Turns out that the unit I am using has the option (201) parallel CH 1 & CH2 rear panel inputs installed.
If one reads the microscopic footnotes in the user manual the front panel inputs remain active and functional however their "performance is not specified".
I contacted Keysight about this and they could give me no details except that there may be "reduced sensitivity at some frequencies" on the front inputs.
Using the front inputs now for about 8 months and I have not noticed any unusual results before but perhaps it was just the type signals I was testing. This is the first time I tried making this specific measurement.
While testing this theory more last night I can see a significant fall in Vpp on the front inputs as frequency rises, especially above 100 MHz. The rear inputs perform perfectly as expected and was able to successfully measure rise times as low as 1.77 nS. (I don't have a source any faster than that to test.)
I was surprised as to the magnitude of this effect. I got the schematic details of this option, and it is simply two cables that plug into the circuit board (MCX connectors) near the front inputs and run them to the rear BNC's. All very peculiar.
As it turns out that in my present bench setup, using the rear terminals is a PITA. For now, I have just connected a 4' cable to rear panel CH1 and ran it forward on my bench for easy access when I need it.
There is clearly a significant difference in certain measurements when using the "specified" rear terminals over the standard front terminals.
Another interesting finding. If I connect a short 2-foot unterminated BNC cable to either front channel connector while using the corresponding rear channel connector it causes the same erroneous reading from the rear channel connector. I think this confirms that the Option 201 add parallel rear connectors, by adding the short length of cable inside the box to run to the rear connectors somehow seems to have a real effect on the front inputs circuit. I wonder if this can be explained by the small added capacitance from the added "stub"?
My question now is if I open up the unit and simply unplug (or completely uninstall the parallel rear connector cables) if that would return the "specified" performance to the front connectors.
Do you think the unit would require some magical re-calibration procedure? I am guessing that's what Keysight would say if they were asked to uninstall it.
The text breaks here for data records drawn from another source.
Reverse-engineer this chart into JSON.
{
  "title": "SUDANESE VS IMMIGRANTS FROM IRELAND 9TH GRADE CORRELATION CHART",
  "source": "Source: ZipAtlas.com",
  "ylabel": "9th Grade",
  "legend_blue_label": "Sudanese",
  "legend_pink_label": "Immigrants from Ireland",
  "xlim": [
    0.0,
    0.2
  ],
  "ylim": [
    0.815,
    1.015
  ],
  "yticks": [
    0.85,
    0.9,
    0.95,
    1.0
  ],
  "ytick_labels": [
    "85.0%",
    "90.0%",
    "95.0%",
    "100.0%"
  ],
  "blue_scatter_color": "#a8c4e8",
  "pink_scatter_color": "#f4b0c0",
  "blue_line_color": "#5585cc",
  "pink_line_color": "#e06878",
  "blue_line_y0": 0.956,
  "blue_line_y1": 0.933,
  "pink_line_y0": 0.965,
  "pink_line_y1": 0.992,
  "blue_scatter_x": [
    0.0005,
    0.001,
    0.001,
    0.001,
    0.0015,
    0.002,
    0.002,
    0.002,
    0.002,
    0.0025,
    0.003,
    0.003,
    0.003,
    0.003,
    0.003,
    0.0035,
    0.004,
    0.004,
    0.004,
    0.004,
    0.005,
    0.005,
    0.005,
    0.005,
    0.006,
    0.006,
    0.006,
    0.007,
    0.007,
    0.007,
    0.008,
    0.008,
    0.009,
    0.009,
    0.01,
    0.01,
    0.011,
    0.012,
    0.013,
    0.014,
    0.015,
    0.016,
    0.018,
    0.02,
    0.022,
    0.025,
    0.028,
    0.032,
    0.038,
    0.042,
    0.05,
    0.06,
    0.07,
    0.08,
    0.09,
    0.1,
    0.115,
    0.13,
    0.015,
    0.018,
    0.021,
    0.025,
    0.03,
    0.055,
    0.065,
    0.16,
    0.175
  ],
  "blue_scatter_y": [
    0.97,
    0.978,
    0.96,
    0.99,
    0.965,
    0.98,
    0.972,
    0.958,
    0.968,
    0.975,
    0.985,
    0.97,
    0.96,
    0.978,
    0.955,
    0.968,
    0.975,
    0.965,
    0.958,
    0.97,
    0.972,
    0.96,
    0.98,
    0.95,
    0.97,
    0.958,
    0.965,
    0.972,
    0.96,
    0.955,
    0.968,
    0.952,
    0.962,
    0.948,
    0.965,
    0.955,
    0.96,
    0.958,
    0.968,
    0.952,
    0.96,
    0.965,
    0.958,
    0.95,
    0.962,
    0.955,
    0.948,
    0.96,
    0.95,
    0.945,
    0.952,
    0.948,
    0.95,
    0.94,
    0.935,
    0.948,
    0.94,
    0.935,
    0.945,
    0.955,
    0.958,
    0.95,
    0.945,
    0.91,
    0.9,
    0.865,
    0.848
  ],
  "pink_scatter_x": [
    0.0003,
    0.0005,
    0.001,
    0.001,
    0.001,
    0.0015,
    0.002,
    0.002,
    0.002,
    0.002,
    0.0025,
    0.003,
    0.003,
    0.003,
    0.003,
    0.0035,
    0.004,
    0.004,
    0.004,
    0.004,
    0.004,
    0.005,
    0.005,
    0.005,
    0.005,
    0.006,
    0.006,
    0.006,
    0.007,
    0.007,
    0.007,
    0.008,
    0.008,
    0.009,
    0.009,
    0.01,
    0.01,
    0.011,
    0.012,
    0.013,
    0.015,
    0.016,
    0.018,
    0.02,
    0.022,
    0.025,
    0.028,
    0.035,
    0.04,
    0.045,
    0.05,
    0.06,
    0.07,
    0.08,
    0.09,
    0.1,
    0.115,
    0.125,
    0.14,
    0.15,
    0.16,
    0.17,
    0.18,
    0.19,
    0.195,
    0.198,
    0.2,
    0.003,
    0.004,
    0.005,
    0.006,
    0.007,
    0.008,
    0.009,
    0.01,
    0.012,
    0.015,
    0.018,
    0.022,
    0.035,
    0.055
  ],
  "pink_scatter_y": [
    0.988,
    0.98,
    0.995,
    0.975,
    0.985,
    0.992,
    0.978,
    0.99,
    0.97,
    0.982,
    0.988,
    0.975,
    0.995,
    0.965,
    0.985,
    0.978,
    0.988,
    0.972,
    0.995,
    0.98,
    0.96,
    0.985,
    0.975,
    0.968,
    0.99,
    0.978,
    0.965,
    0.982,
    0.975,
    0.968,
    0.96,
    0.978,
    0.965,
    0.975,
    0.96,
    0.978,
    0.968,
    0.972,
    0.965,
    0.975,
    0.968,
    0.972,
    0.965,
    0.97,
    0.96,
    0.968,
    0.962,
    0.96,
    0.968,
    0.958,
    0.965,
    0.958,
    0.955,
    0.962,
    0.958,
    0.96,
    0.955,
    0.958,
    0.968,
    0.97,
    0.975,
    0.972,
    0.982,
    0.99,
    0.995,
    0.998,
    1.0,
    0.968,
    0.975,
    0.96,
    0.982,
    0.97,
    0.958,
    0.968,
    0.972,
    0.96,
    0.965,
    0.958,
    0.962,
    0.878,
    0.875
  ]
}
Just check the service manual. It seems to contain the instruction on how to install the rear connectors. I didn't look at the details though.
I was given an old HP 53132A counter a few months ago which is the precursor to the 53220A. Whenever I get a counter, I like to hook up a signal generator and crank the amplitude down until it stops counting; this gives a basic check of the front-end sensitivity. Mine also had the rear panel input option but I thought nothing of it and used the more convenient front BNC jacks.
But I soon found that I was losing as much as 20 dB of sensitivity between 100 and 150 MHz. After scratching my head for an afternoon, I checked the datasheet and saw the footnote about the front panel performance degradation when the rear panel input option is present. It is due, of course, to the coax cables running from the mainboard back to the unterminated rear panel jacks. The effect can be mitigated by placing 50 ohm terminators on the rear panel jacks.
Since I had no intention of using the rear panel, I opened up the unit and desoldered the two coax cables. One can leave them inside the unit (taped off to prevent the wires from touching the mainboard), or remove the cables along with the two rear panel jacks.
No re-calibration was required (although I did it anyway because it was simple).
Officially Keysight will state a re-cal is needed if anything is changed internally. If you need to know for sure your unit meets specs then it only makes sense. I am sure you can just unplug the rear connectors and will not notice any difference. Or if you do the difference is very minor. The counter is also very easy to re-cal yourself.